At the end of the semester, student interest and enthusiasm was definitely much higher than in previous semesters. Only one team out of six (the only team with two members) required instructor intervention and counseling. Based on discussion with those two students, I believe their lower performance happened because of limited discussion and support as opposed to less work put in by fewer team members. One problem for several teams was that they put off the bulk of the final project work until the last two weeks before it was due, despite intermediate deadlines for locating papers and a one-paragraph statement of the project purpose. Several student groups changed their initial topic after the intermediate statement because they had not developed the concept to a high enough level. Resolution of this problem is required to improve student success.

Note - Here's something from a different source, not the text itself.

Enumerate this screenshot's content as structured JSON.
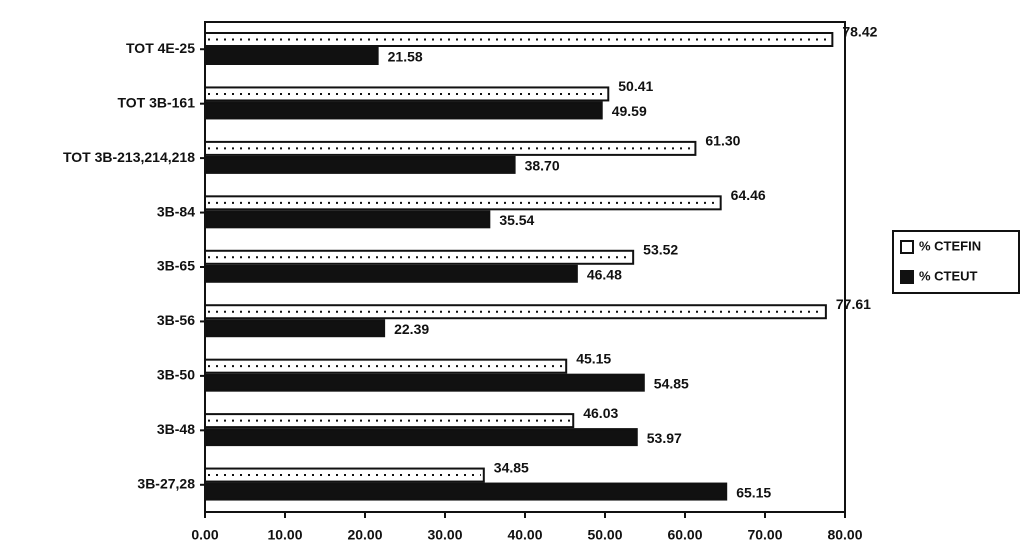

Next steps: As I continue to refine the course, I will use this same format but will change my lecture and interactions approach with student groups. In order to have more inter-group discussion, I will hold ten-minute periods at the beginning of the lecture period one time per week for all student groups together to discuss problems encountered in the projects. In this way, students will learn from each other and will (hopefully) keep the project on task in a more timely fashion.

An additional way that I plan to keep students on track and emphasize the importance of timely progress on a project will be through log/date books. I will require students to keep a record of major steps in the development of their projects. I’ll review and grade this book weekly; this score will be included in the final project grade. When I meet weekly with the student teams, I’ll make sure they have shown a sufficient quantity of work with quality analysis.